出前公演に向けて

私は、今年11月~12月に予定している出前公演に、初めて出演する。演目は、「海をこえて虫フレンズ」と「いのちをいただく」の2本立て。

「海をこえて虫フレンズ」では、私は小学校の教室に黒い蝶を飛ばす黒子の役。早速、竹ひごの先に大人の手のひら大の蝶を作ってみた。まずは我が家でシュミレーション。最初の試作品は、風に飛ばされてきた洗濯物の黒いパンツにしか見えなかった。改良を入れた2作品目は大き過ぎて、蝶と言うよりまるで盛りのついたコウモリだった。そしてついに完成したのが写真を切り抜いた本物のようなクロアゲハ蝶。こいつが舞台狭しと乱舞する姿を是非ご覧頂きたい。
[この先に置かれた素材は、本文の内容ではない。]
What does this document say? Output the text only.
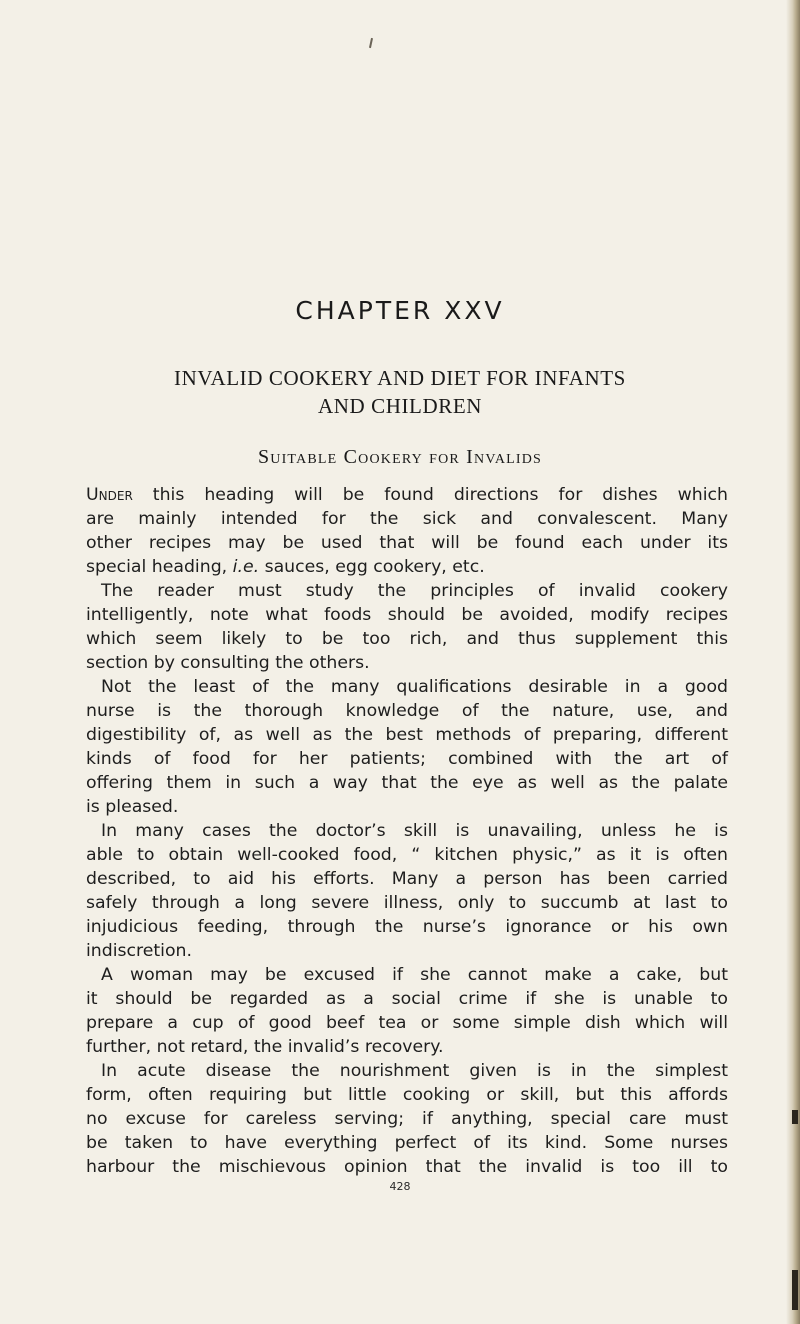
CHAPTER XXV
INVALID COOKERY AND DIET FOR INFANTS
AND CHILDREN
Suitable Cookery for Invalids
Under this heading will be found directions for dishes which
are mainly intended for the sick and convalescent. Many
other recipes may be used that will be found each under its
special heading, i.e. sauces, egg cookery, etc.
The reader must study the principles of invalid cookery
intelligently, note what foods should be avoided, modify recipes
which seem likely to be too rich, and thus supplement this
section by consulting the others.
Not the least of the many qualifications desirable in a good
nurse is the thorough knowledge of the nature, use, and
digestibility of, as well as the best methods of preparing, different
kinds of food for her patients; combined with the art of
offering them in such a way that the eye as well as the palate
is pleased.
In many cases the doctor’s skill is unavailing, unless he is
able to obtain well-cooked food, “ kitchen physic,” as it is often
described, to aid his efforts. Many a person has been carried
safely through a long severe illness, only to succumb at last to
injudicious feeding, through the nurse’s ignorance or his own
indiscretion.
A woman may be excused if she cannot make a cake, but
it should be regarded as a social crime if she is unable to
prepare a cup of good beef tea or some simple dish which will
further, not retard, the invalid’s recovery.
In acute disease the nourishment given is in the simplest
form, often requiring but little cooking or skill, but this affords
no excuse for careless serving; if anything, special care must
be taken to have everything perfect of its kind. Some nurses
harbour the mischievous opinion that the invalid is too ill to
428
「いのちをいただく」は、実際に牛を解く(殺す)仕事を、長年やって来た方の実話である。私は食肉センターで牛を解体する職員の役で、ストーリーの中では実際に牛を解くシーンもある。とはいっても私は実際どのようにして牛が解体されているのか全く知る由もなく当然不安でいっぱいだった。そして足を運んだのが、品川の東京都中央卸売市場食肉市場内にある「お肉の情報館」である。

初めは牛を殺すシーンなどは、映像で見ることはできないだろうと期待はしていなかった。ところが入り口を入ってすぐ目についたのが1台のノートパソコン。閲覧自由なのである。私はドキドキしながら解くシーンを探した。そしてついにその瞬間の映像を発見した。アップで映し出された映像には、耳にタグを付けられた牛が、鼻に通された縄を人に押さえられじっとしている。そこにスーと差し出された銃のようなものが眉間に当てられた瞬間、あっという間に牛はその場に崩れ落ちた。牛の急所である眉間に衝撃を与え、苦しまないように一瞬で気絶させるのである。
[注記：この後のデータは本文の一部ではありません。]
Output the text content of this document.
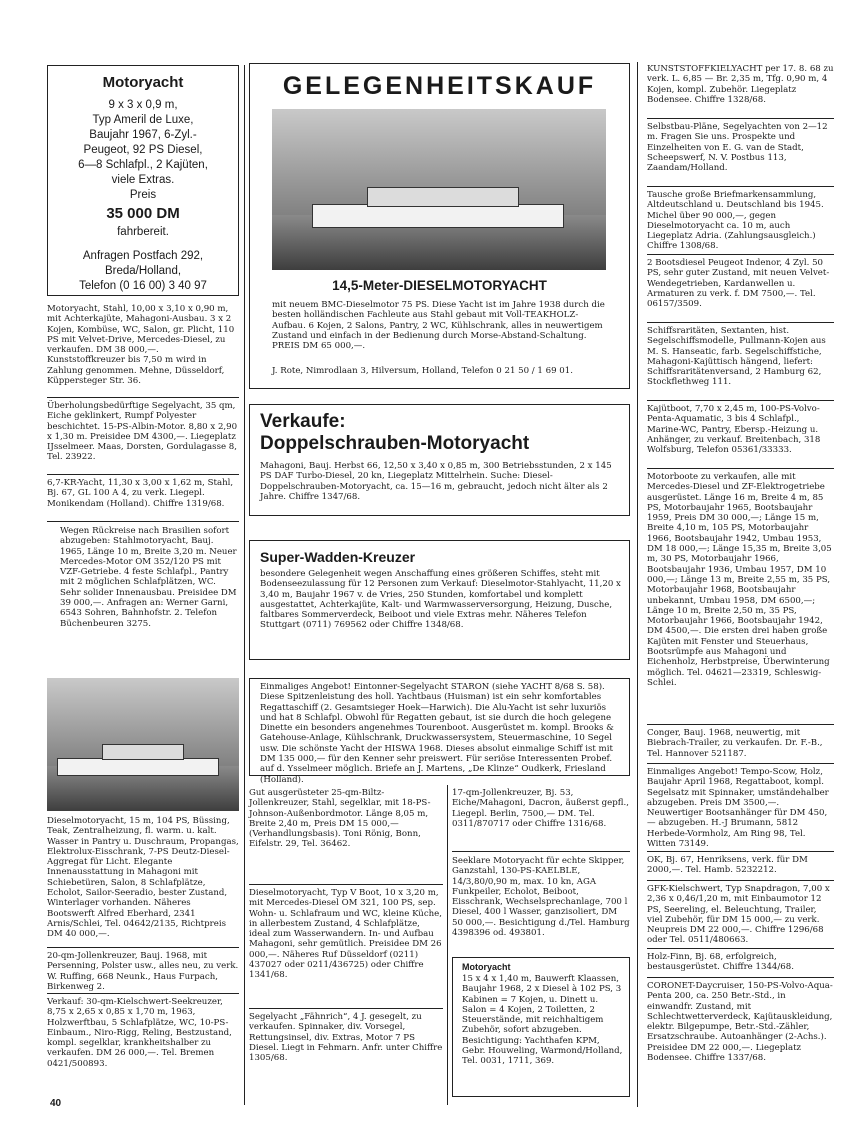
Motoryacht
9 x 3 x 0,9 m,
Typ Ameril de Luxe,
Baujahr 1967, 6-Zyl.-
Peugeot, 92 PS Diesel,
6—8 Schlafpl., 2 Kajüten,
viele Extras.
Preis
35 000 DM
fahrbereit.
Anfragen Postfach 292,
Breda/Holland,
Telefon (0 16 00) 3 40 97
Motoryacht, Stahl, 10,00 x 3,10 x 0,90 m, mit Achterkajüte, Mahagoni-Ausbau. 3 x 2 Kojen, Kombüse, WC, Salon, gr. Plicht, 110 PS mit Velvet-Drive, Mercedes-Diesel, zu verkaufen. DM 38 000,—. Kunststoffkreuzer bis 7,50 m wird in Zahlung genommen. Mehne, Düsseldorf, Küppersteger Str. 36.
Überholungsbedürftige Segelyacht, 35 qm, Eiche geklinkert, Rumpf Polyester beschichtet. 15-PS-Albin-Motor. 8,80 x 2,90 x 1,30 m. Preisidee DM 4300,—. Liegeplatz IJsselmeer. Maas, Dorsten, Gordulagasse 8, Tel. 23922.
6,7-KR-Yacht, 11,30 x 3,00 x 1,62 m, Stahl, Bj. 67, GL 100 A 4, zu verk. Liegepl. Monikendam (Holland). Chiffre 1319/68.
Wegen Rückreise nach Brasilien sofort abzugeben: Stahlmotoryacht, Bauj. 1965, Länge 10 m, Breite 3,20 m. Neuer Mercedes-Motor OM 352/120 PS mit VZF-Getriebe. 4 feste Schlafpl., Pantry mit 2 möglichen Schlafplätzen, WC. Sehr solider Innenausbau. Preisidee DM 39 000,—. Anfragen an: Werner Garni, 6543 Sohren, Bahnhofstr. 2. Telefon Büchenbeuren 3275.
Dieselmotoryacht, 15 m, 104 PS, Büssing, Teak, Zentralheizung, fl. warm. u. kalt. Wasser in Pantry u. Duschraum, Propangas, Elektrolux-Eisschrank, 7-PS Deutz-Diesel-Aggregat für Licht. Elegante Innenausstattung in Mahagoni mit Schiebetüren, Salon, 8 Schlafplätze, Echolot, Sailor-Seeradio, bester Zustand, Winterlager vorhanden. Näheres Bootswerft Alfred Eberhard, 2341 Arnis/Schlei, Tel. 04642/2135, Richtpreis DM 40 000,—.
20-qm-Jollenkreuzer, Bauj. 1968, mit Persenning, Polster usw., alles neu, zu verk. W. Ruffing, 668 Neunk., Haus Furpach, Birkenweg 2.
Verkauf: 30-qm-Kielschwert-Seekreuzer, 8,75 x 2,65 x 0,85 x 1,70 m, 1963, Holzwerftbau, 5 Schlafplätze, WC, 10-PS-Einbaum., Niro-Rigg, Reling, Bestzustand, kompl. segelklar, krankheitshalber zu verkaufen. DM 26 000,—. Tel. Bremen 0421/500893.
40
GELEGENHEITSKAUF
14,5-Meter-DIESELMOTORYACHT
mit neuem BMC-Dieselmotor 75 PS. Diese Yacht ist im Jahre 1938 durch die besten holländischen Fachleute aus Stahl gebaut mit Voll-TEAKHOLZ-Aufbau. 6 Kojen, 2 Salons, Pantry, 2 WC, Kühlschrank, alles in neuwertigem Zustand und einfach in der Bedienung durch Morse-Abstand-Schaltung. PREIS DM 65 000,—.
J. Rote, Nimrodlaan 3, Hilversum, Holland, Telefon 0 21 50 / 1 69 01.
Verkaufe:
Doppelschrauben-Motoryacht
Mahagoni, Bauj. Herbst 66, 12,50 x 3,40 x 0,85 m, 300 Betriebsstunden, 2 x 145 PS DAF Turbo-Diesel, 20 kn, Liegeplatz Mittelrhein. Suche: Diesel-Doppelschrauben-Motoryacht, ca. 15—16 m, gebraucht, jedoch nicht älter als 2 Jahre. Chiffre 1347/68.
Super-Wadden-Kreuzer
besondere Gelegenheit wegen Anschaffung eines größeren Schiffes, steht mit Bodenseezulassung für 12 Personen zum Verkauf: Dieselmotor-Stahlyacht, 11,20 x 3,40 m, Baujahr 1967 v. de Vries, 250 Stunden, komfortabel und komplett ausgestattet, Achterkajüte, Kalt- und Warmwasserversorgung, Heizung, Dusche, faltbares Sommerverdeck, Beiboot und viele Extras mehr. Näheres Telefon Stuttgart (0711) 769562 oder Chiffre 1348/68.
Einmaliges Angebot! Eintonner-Segelyacht STARON (siehe YACHT 8/68 S. 58). Diese Spitzenleistung des holl. Yachtbaus (Huisman) ist ein sehr komfortables Regattaschiff (2. Gesamtsieger Hoek—Harwich). Die Alu-Yacht ist sehr luxuriös und hat 8 Schlafpl. Obwohl für Regatten gebaut, ist sie durch die hoch gelegene Dinette ein besonders angenehmes Tourenboot. Ausgerüstet m. kompl. Brooks & Gatehouse-Anlage, Kühlschrank, Druckwassersystem, Steuermaschine, 10 Segel usw. Die schönste Yacht der HISWA 1968. Dieses absolut einmalige Schiff ist mit DM 135 000,— für den Kenner sehr preiswert. Für seriöse Interessenten Probef. auf d. Ysselmeer möglich. Briefe an J. Martens, „De Klinze“ Oudkerk, Friesland (Holland).
Gut ausgerüsteter 25-qm-Biltz-Jollenkreuzer, Stahl, segelklar, mit 18-PS-Johnson-Außenbordmotor. Länge 8,05 m, Breite 2,40 m, Preis DM 15 000,— (Verhandlungsbasis). Toni Rönig, Bonn, Eifelstr. 29, Tel. 36462.
Dieselmotoryacht, Typ V Boot, 10 x 3,20 m, mit Mercedes-Diesel OM 321, 100 PS, sep. Wohn- u. Schlafraum und WC, kleine Küche, in allerbestem Zustand, 4 Schlafplätze, ideal zum Wasserwandern. In- und Aufbau Mahagoni, sehr gemütlich. Preisidee DM 26 000,—. Näheres Ruf Düsseldorf (0211) 437027 oder 0211/436725) oder Chiffre 1341/68.
Segelyacht „Fähnrich“, 4 J. gesegelt, zu verkaufen. Spinnaker, div. Vorsegel, Rettungsinsel, div. Extras, Motor 7 PS Diesel. Liegt in Fehmarn. Anfr. unter Chiffre 1305/68.
17-qm-Jollenkreuzer, Bj. 53, Eiche/Mahagoni, Dacron, äußerst gepfl., Liegepl. Berlin, 7500,— DM. Tel. 0311/870717 oder Chiffre 1316/68.
Seeklare Motoryacht für echte Skipper, Ganzstahl, 130-PS-KAELBLE, 14/3,80/0,90 m, max. 10 kn, AGA Funkpeiler, Echolot, Beiboot, Eisschrank, Wechselsprechanlage, 700 l Diesel, 400 l Wasser, ganzisoliert, DM 50 000,—. Besichtigung d./Tel. Hamburg 4398396 od. 493801.
Motoryacht
15 x 4 x 1,40 m, Bauwerft Klaassen, Baujahr 1968, 2 x Diesel à 102 PS, 3 Kabinen = 7 Kojen, u. Dinett u. Salon = 4 Kojen, 2 Toiletten, 2 Steuerstände, mit reichhaltigem Zubehör, sofort abzugeben. Besichtigung: Yachthafen KPM, Gebr. Houweling, Warmond/Holland, Tel. 0031, 1711, 369.
KUNSTSTOFFKIELYACHT per 17. 8. 68 zu verk. L. 6,85 — Br. 2,35 m, Tfg. 0,90 m, 4 Kojen, kompl. Zubehör. Liegeplatz Bodensee. Chiffre 1328/68.
Selbstbau-Pläne, Segelyachten von 2—12 m. Fragen Sie uns. Prospekte und Einzelheiten von E. G. van de Stadt, Scheepswerf, N. V. Postbus 113, Zaandam/Holland.
Tausche große Briefmarkensammlung, Altdeutschland u. Deutschland bis 1945. Michel über 90 000,—, gegen Dieselmotoryacht ca. 10 m, auch Liegeplatz Adria. (Zahlungsausgleich.) Chiffre 1308/68.
2 Bootsdiesel Peugeot Indenor, 4 Zyl. 50 PS, sehr guter Zustand, mit neuen Velvet-Wendegetrieben, Kardanwellen u. Armaturen zu verk. f. DM 7500,—. Tel. 06157/3509.
Schiffsraritäten, Sextanten, hist. Segelschiffsmodelle, Pullmann-Kojen aus M. S. Hanseatic, farb. Segelschiffstiche, Mahagoni-Kajüttisch hängend, liefert: Schiffsraritätenversand, 2 Hamburg 62, Stockflethweg 111.
Kajütboot, 7,70 x 2,45 m, 100-PS-Volvo-Penta-Aquamatic, 3 bis 4 Schlafpl., Marine-WC, Pantry, Ebersp.-Heizung u. Anhänger, zu verkauf. Breitenbach, 318 Wolfsburg, Telefon 05361/33333.
Motorboote zu verkaufen, alle mit Mercedes-Diesel und ZF-Elektrogetriebe ausgerüstet. Länge 16 m, Breite 4 m, 85 PS, Motorbaujahr 1965, Bootsbaujahr 1959, Preis DM 30 000,—; Länge 15 m, Breite 4,10 m, 105 PS, Motorbaujahr 1966, Bootsbaujahr 1942, Umbau 1953, DM 18 000,—; Länge 15,35 m, Breite 3,05 m, 30 PS, Motorbaujahr 1966, Bootsbaujahr 1936, Umbau 1957, DM 10 000,—; Länge 13 m, Breite 2,55 m, 35 PS, Motorbaujahr 1968, Bootsbaujahr unbekannt, Umbau 1958, DM 6500,—; Länge 10 m, Breite 2,50 m, 35 PS, Motorbaujahr 1966, Bootsbaujahr 1942, DM 4500,—. Die ersten drei haben große Kajüten mit Fenster und Steuerhaus, Bootsrümpfe aus Mahagoni und Eichenholz, Herbstpreise, Überwinterung möglich. Tel. 04621—23319, Schleswig-Schlei.
Conger, Bauj. 1968, neuwertig, mit Biebrach-Trailer, zu verkaufen. Dr. F.-B., Tel. Hannover 521187.
Einmaliges Angebot! Tempo-Scow, Holz, Baujahr April 1968, Regattaboot, kompl. Segelsatz mit Spinnaker, umständehalber abzugeben. Preis DM 3500,—. Neuwertiger Bootsanhänger für DM 450,— abzugeben. H.-J Brumann, 5812 Herbede-Vormholz, Am Ring 98, Tel. Witten 73149.
OK, Bj. 67, Henriksens, verk. für DM 2000,—. Tel. Hamb. 5232212.
GFK-Kielschwert, Typ Snapdragon, 7,00 x 2,36 x 0,46/1,20 m, mit Einbaumotor 12 PS, Seereling, el. Beleuchtung, Trailer, viel Zubehör, für DM 15 000,— zu verk. Neupreis DM 22 000,—. Chiffre 1296/68 oder Tel. 0511/480663.
Holz-Finn, Bj. 68, erfolgreich, bestausgerüstet. Chiffre 1344/68.
CORONET-Daycruiser, 150-PS-Volvo-Aqua-Penta 200, ca. 250 Betr.-Std., in einwandfr. Zustand, mit Schlechtwetterverdeck, Kajütauskleidung, elektr. Bilgepumpe, Betr.-Std.-Zähler, Ersatzschraube. Autoanhänger (2-Achs.). Preisidee DM 22 000,—. Liegeplatz Bodensee. Chiffre 1337/68.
その後は分業による流れ作業で手際よく解体され、私たちの食卓に上がるまでが、分かり易くかつ生々しく動画に収められていた。私はパソコンを閉じると館内の展示物を見て回った。そこには私にとって衝撃的なものが展示されていた。最初に牛を気絶させるために現在使われている屠畜銃(ノッキングガン)の隣に置かれている大きなハンマーである。50センチ程の長い木製グリップの先には15センチを超える大きな鉄製の打撃部分が付いている。昔はこれを使って牛の眉間を打っていたのだ。現在のガンは性能が良く失敗は殆どないそうだが、このハンマーを使っていた頃は少しでも手元が狂えば急所をはずし牛が大暴れすることもあったという。ハンマーを握る部分の年季が入った黒ずんだ色がそれを物語っていた。
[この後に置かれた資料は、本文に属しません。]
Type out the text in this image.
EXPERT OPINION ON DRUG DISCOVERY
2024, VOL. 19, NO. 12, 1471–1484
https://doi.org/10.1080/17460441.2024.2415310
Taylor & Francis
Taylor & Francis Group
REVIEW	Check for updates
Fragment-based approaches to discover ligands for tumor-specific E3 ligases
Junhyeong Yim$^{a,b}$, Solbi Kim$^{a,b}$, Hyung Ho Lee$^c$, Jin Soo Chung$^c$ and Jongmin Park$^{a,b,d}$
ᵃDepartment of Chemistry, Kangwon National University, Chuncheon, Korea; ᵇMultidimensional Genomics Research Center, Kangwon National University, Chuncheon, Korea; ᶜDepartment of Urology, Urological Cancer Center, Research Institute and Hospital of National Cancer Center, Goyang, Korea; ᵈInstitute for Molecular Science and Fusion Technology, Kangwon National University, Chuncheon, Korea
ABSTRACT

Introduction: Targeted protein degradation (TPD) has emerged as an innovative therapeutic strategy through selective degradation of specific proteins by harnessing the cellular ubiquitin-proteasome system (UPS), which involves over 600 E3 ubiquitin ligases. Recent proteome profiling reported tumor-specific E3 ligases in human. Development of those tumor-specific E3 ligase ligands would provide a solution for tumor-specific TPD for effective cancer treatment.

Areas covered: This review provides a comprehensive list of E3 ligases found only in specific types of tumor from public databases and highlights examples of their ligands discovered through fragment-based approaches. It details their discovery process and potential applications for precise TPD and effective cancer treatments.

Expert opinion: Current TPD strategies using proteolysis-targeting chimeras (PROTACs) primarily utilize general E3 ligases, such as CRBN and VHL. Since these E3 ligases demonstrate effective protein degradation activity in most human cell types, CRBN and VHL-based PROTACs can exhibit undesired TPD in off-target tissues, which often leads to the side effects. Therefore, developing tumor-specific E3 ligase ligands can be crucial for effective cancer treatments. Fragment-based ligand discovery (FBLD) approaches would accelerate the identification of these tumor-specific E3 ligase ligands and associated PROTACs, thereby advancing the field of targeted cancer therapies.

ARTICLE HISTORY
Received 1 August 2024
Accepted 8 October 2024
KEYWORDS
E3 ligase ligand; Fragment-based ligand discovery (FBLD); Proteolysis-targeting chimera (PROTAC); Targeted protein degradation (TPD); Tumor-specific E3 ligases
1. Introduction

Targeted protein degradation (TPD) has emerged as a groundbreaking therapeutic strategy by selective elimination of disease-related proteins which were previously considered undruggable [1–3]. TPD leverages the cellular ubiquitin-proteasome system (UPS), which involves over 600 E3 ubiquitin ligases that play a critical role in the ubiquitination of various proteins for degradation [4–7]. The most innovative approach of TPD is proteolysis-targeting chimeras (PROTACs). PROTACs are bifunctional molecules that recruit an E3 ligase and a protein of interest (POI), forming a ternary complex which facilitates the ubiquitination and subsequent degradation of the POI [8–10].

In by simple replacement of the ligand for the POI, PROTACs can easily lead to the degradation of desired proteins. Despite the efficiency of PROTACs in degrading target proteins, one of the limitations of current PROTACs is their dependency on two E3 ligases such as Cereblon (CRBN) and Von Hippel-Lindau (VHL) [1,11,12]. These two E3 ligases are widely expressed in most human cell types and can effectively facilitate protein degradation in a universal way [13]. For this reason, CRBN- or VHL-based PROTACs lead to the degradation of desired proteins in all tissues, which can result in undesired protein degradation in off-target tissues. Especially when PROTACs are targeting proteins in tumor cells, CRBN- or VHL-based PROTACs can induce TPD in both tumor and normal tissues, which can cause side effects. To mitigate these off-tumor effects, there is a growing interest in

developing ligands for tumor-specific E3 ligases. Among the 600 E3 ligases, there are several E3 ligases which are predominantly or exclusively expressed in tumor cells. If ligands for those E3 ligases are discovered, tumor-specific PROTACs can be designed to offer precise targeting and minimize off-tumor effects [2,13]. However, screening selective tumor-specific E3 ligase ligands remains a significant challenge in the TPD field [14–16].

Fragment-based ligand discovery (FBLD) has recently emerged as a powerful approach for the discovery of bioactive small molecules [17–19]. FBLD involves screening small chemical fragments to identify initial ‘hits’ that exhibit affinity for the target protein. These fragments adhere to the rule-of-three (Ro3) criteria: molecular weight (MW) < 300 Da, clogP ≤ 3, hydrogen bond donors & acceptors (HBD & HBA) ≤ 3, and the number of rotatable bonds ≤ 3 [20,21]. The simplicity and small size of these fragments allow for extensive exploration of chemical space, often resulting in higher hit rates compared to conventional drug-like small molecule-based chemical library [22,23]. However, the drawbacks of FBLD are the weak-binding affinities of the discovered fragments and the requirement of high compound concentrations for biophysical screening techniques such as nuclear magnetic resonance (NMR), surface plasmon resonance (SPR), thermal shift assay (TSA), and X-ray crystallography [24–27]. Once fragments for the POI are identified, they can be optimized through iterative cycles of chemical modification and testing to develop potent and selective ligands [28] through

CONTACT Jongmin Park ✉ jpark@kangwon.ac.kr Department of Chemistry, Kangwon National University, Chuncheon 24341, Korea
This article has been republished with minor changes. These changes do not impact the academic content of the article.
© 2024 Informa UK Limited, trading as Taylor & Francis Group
今回の芝居は、現代のノッキングガンを使う設定なので、私は正直言って救われた気持ちになった。しかしながら私の舞台での役は、お肉にする牛が、苦しまず自分でも気づかないうちに天国に行かせてあげることには変わりはない。改めてこのお芝居に半端な気持ちで臨んではいけないという、使命感が湧いてきた。

今まで当たり前のように食していたお肉に、こんなストーリーがあった事を今初めて知った。これから舞台本番までの間にどのように表現してゆくかがスタートした。このお芝居を観てくださる方々に、動物たちの命の尊さ、そして彼らへの感謝の気持ちを伝えられることができれば、こんなに嬉しいことはない。